I droni, già da diverso tempo, non sono più oggetti sconosciuti che volano. Ormai si usano per giocare, per hobby, come strumento professionale, fino alla creazione della moto drone. E forse è stata la loro acquisita versatilità che ha dato l’idea a Honda per lavorare a una moto elettrica con drone incorporato. Un’ipotesi che nasce dai brevetti recentemente depositati dal Marchio giapponese.

I possibili utilizzi

Se il modello presente nei disegni non è ben definito, al contrario lo è il drone che troverebbe posto come secondo passeggero: si potrebbe pensare che l’apparecchio si apra una volta in aria e si richiuda al rientro in posizione. Ma a cosa serve? Non è una novità che i droni vengano utilizzati per monitorare i dati del traffico: e allora cosa ci vieta di pensare che potrebbe fare lo stesso e poi comunicarlo al veicolo che lo ospita? Tra le funzionalità ipotizzate, c’è anche il trasporto di oggetti, come pacchi batteria, a un motociclista in difficoltà o il mettersi in contatto con i servizi di emergenza in caso di incidente. E poi ce n’è ancora un’altra: il dispositivo (a riposo) potrebbe fungere da valvola di scarico, aspirando l’aria calda dal pacco batterie.

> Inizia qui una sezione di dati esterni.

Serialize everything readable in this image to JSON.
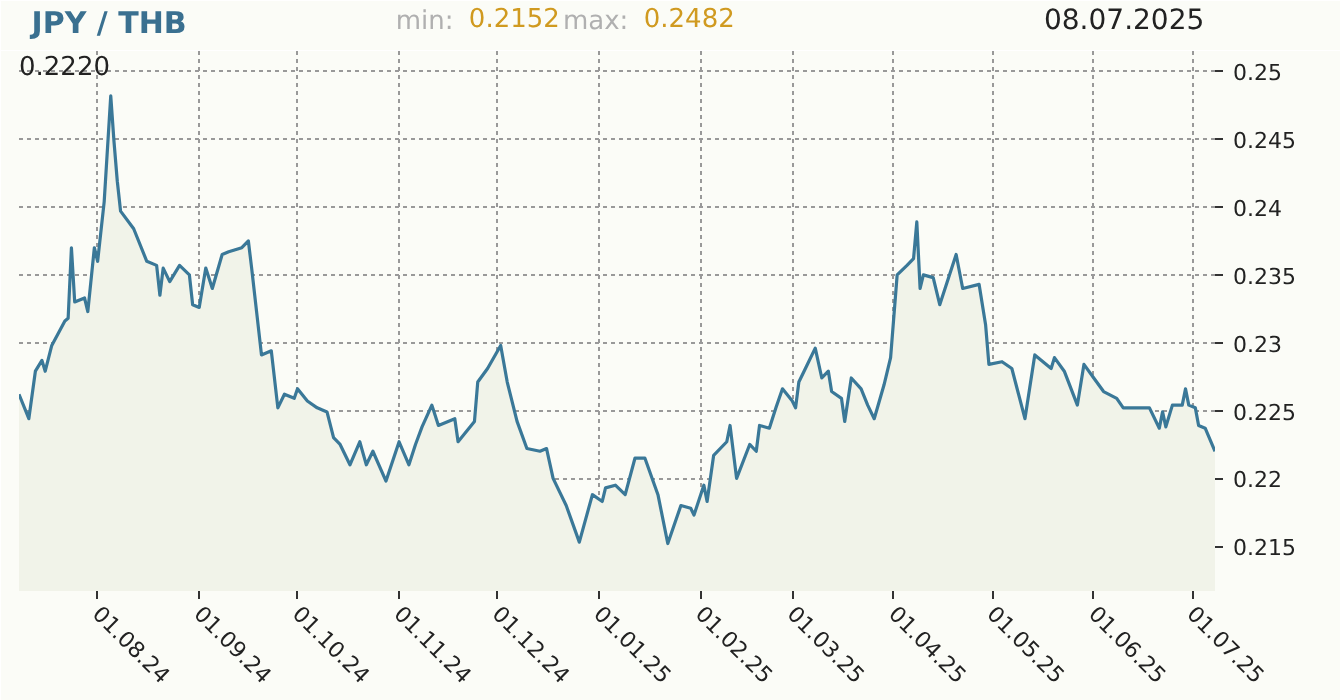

Di chiaro, è evidente, c’è ancora poco, anzi quasi nulla. Alle ipotesi si aggiungo inoltre altre domande, per adesso senza risposta (tra tutte, ci chiediamo se la potenza di un sistema di tale portata non risulti, alla fine, più un ostacolo che un aiuto). Per avere qualche certezza in più, come sempre, dovremo aspettare.